As a recovering perfectionist I've learned a lot about the damage perfectionism does to relationships and self-esteem. Culture constantly bombards us with images of the perfect body, marriage, entree, house, car, vacation, children and holiday...NONE of which are attainable, perhaps not even desirable. We expend extra effort, extra work, and extra hours to say or do just the right thing to please God, ourselves and others. I've found that to be a surefire way to drive a dagger into happy hearts--mine and someone else's.
So it was a good day when I decided to just be a good version of me, not a perfect one. I sensed a smile from my heavenly Father too...and from those closest to me. I came down from the Cross as well; I figured the world only needs one Savior.
Life's been better since. Birds seems to sing more beautifully, breezes seem gentler, people are funnier, driving's more enjoyable, politics seem less earth-shattering, and my previous obsession with setting the whole world straight has diminished markedly as being "right" gradually lost its luster. Seems that perfectionism destroys most everything--especially initiative, relationships and happiness. It also fosters codependency and leads to a rules-dominated life. Not a pretty picture.
Looking back on my addiction, I notice a key factor that was causative: I wasn't validated much as a kid. Children who aren't validated often grow up and enter the helping professions--pastors, counselors, nurses, etc.

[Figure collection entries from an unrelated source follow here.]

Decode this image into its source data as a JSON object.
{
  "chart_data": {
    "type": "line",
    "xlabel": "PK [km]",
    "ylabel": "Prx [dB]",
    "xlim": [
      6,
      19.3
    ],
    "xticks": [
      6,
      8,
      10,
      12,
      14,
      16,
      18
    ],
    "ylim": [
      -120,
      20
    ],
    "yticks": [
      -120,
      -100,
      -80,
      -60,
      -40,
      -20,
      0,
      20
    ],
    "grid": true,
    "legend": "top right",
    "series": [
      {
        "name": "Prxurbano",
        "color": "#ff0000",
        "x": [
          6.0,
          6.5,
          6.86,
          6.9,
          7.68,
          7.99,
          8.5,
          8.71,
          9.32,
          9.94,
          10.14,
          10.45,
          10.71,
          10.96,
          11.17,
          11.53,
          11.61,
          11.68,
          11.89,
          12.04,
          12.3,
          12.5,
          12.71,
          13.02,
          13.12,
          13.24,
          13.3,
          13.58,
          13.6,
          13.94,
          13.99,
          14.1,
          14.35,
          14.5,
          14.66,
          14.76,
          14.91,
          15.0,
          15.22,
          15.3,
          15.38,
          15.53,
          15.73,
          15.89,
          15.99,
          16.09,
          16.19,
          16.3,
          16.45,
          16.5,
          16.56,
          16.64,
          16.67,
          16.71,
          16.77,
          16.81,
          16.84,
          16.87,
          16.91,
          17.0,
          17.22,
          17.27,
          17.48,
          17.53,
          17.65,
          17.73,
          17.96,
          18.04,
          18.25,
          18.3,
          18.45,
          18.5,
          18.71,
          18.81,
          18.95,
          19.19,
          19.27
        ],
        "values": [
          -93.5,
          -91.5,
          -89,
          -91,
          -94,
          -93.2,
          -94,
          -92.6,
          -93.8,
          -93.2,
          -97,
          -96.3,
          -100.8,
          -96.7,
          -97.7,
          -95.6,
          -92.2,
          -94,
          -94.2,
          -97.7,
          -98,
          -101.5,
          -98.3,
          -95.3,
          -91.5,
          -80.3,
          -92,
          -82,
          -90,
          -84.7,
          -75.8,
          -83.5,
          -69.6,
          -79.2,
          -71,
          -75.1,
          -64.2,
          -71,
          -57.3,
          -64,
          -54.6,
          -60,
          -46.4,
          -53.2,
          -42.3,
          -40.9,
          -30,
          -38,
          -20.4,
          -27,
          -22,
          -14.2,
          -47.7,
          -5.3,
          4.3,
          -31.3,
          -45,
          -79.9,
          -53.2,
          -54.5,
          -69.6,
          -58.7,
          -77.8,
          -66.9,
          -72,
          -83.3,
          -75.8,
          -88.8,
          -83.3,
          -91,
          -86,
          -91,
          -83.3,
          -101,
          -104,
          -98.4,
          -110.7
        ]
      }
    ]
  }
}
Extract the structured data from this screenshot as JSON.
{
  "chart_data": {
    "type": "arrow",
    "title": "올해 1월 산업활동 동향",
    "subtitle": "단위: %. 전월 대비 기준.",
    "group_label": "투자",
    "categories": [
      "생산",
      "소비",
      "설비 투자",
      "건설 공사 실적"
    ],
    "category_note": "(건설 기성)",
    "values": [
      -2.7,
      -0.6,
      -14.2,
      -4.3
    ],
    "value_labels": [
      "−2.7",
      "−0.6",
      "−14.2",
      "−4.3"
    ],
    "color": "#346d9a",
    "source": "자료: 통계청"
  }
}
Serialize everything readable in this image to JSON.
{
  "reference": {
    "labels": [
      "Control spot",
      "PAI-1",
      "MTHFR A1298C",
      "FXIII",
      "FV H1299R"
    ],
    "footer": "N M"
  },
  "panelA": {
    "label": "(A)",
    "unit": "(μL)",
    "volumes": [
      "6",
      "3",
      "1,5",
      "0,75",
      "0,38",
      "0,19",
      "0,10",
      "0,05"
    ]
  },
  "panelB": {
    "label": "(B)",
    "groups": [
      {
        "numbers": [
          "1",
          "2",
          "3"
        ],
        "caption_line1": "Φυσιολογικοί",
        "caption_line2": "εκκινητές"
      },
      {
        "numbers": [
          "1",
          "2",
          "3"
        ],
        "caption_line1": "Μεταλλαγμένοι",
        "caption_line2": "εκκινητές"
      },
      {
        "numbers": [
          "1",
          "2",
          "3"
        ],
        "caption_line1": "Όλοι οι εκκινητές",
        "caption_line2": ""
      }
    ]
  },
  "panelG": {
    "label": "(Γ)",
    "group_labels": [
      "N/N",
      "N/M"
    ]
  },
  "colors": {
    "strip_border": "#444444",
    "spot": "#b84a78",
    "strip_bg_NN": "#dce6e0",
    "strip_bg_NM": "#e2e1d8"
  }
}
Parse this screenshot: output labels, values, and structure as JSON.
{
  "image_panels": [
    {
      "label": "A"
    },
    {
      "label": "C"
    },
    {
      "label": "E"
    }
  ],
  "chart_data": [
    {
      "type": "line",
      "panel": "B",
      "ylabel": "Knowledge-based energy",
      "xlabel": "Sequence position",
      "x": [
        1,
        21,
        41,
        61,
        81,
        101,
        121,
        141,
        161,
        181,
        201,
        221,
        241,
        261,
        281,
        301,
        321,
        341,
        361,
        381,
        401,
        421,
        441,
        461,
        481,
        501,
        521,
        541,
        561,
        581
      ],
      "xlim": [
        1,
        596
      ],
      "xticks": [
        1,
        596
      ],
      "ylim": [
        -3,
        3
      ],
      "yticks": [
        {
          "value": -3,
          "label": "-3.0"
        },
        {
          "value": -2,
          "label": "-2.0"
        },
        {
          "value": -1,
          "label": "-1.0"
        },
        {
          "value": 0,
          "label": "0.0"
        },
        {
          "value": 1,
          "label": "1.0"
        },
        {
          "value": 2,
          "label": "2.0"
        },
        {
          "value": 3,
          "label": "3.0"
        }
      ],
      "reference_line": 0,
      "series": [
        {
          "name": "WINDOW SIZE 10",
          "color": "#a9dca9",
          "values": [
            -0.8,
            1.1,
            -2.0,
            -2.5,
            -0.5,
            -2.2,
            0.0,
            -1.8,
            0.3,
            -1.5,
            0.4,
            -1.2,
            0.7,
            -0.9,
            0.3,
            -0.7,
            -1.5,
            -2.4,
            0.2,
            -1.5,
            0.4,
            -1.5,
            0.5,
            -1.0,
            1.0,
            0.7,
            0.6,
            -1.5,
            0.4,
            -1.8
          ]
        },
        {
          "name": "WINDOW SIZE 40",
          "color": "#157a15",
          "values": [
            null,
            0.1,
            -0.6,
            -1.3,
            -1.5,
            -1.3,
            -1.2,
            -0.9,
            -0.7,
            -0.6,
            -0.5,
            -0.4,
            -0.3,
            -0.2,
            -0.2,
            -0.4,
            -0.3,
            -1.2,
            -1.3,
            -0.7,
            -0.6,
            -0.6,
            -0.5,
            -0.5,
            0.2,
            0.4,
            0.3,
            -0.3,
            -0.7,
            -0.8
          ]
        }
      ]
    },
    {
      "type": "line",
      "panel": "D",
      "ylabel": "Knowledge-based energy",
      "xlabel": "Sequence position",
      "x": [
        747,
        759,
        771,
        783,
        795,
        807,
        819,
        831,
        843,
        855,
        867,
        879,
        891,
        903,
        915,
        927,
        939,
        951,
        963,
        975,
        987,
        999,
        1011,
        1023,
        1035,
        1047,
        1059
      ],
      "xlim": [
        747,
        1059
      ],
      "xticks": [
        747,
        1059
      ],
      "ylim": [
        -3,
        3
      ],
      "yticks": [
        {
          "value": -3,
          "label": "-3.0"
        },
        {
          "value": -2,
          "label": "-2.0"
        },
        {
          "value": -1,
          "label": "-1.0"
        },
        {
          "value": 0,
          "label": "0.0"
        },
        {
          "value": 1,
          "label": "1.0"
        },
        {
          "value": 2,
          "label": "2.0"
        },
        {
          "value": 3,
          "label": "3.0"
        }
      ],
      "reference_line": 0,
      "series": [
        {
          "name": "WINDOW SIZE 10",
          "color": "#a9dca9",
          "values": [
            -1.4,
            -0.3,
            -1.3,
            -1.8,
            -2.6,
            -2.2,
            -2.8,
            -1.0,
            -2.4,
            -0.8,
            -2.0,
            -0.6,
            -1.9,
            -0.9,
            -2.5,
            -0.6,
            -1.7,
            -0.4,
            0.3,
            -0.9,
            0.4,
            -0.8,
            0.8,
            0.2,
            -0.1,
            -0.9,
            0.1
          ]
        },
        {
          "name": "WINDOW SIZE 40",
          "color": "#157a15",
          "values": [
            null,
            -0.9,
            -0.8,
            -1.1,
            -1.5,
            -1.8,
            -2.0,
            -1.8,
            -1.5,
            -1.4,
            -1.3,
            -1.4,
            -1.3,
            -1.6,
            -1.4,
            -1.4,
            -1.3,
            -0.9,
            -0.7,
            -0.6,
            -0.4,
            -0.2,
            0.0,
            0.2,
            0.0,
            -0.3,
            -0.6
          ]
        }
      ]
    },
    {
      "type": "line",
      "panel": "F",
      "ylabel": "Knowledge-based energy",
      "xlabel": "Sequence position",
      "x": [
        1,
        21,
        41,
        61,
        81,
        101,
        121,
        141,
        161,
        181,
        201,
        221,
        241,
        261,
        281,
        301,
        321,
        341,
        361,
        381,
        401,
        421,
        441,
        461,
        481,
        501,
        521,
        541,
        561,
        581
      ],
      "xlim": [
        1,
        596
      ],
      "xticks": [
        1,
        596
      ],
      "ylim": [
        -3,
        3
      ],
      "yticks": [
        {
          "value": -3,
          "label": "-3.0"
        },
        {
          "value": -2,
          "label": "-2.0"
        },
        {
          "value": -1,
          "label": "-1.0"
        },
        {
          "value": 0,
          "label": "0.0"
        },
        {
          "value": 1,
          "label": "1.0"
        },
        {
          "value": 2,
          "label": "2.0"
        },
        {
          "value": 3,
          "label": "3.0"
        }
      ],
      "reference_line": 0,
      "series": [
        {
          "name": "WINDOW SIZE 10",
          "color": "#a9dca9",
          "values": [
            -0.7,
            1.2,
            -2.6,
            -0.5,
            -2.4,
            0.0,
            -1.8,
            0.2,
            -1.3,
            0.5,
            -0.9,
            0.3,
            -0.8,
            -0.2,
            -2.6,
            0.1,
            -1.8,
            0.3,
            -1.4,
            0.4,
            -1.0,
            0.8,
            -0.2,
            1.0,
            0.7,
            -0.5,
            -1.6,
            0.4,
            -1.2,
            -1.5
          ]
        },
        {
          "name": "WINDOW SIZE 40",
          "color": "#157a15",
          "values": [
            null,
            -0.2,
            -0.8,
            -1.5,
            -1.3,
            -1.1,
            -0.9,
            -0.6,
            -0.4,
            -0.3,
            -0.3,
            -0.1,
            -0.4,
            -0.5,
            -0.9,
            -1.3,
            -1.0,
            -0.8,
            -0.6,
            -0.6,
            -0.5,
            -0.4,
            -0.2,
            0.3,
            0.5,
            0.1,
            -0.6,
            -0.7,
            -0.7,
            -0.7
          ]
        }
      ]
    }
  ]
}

Not a bad thing, unless we expect our careers to validate us, which I've learned is an unhealthy pursuit. In fact, it's a pipe dream. God's unconditional love is what validates me these days. My job is what I do, not what I am.
Here's a quick summary of steps I took to exit the perfectionism squirrel cage:
1. I admitted I had a problem. We can't get to where we need to be, until we know where we are. We only experience healing in our lives to the degree that we're aware of our need for it.
2. I lowered my expectations of others. When I decided that others don't have to be perfect, I was able to grant myself the same blessing. Quit demanding that others meet your lofty and unrealistic expectations. It messes with your mind. It creates a lot of anger too.
3. I accepted the reality that I matter to God and nothing in all the universe can change that. The most contented people I know realize that God deeply and unswervingly loves them, and they matter to Him. The resulting contentment deals a death blow to perfectionism.
4. I chose an others-focused life. Some people seem to think that happiness is attained by sitting on a hill beneath a tree somewhere, strumming a guitar, and contemplating one's navel. Not so. Better to forget ourselves altogether and focus on others. A simple thing I've learned is that if I make up my mind to be kind to at least three people every morning before ten o'clock, the rest of the day usually follows along quite nicely.
There was a time when I looked at others and saw nothing but blemishes. Blemishes everywhere...head to toe. Then I decided to love more and judge less, and I learned something I hadn't known before--that what I'd thought were blemishes--were actually scars. Big difference. Perspective changes a lot of things, but most of all...it changes you.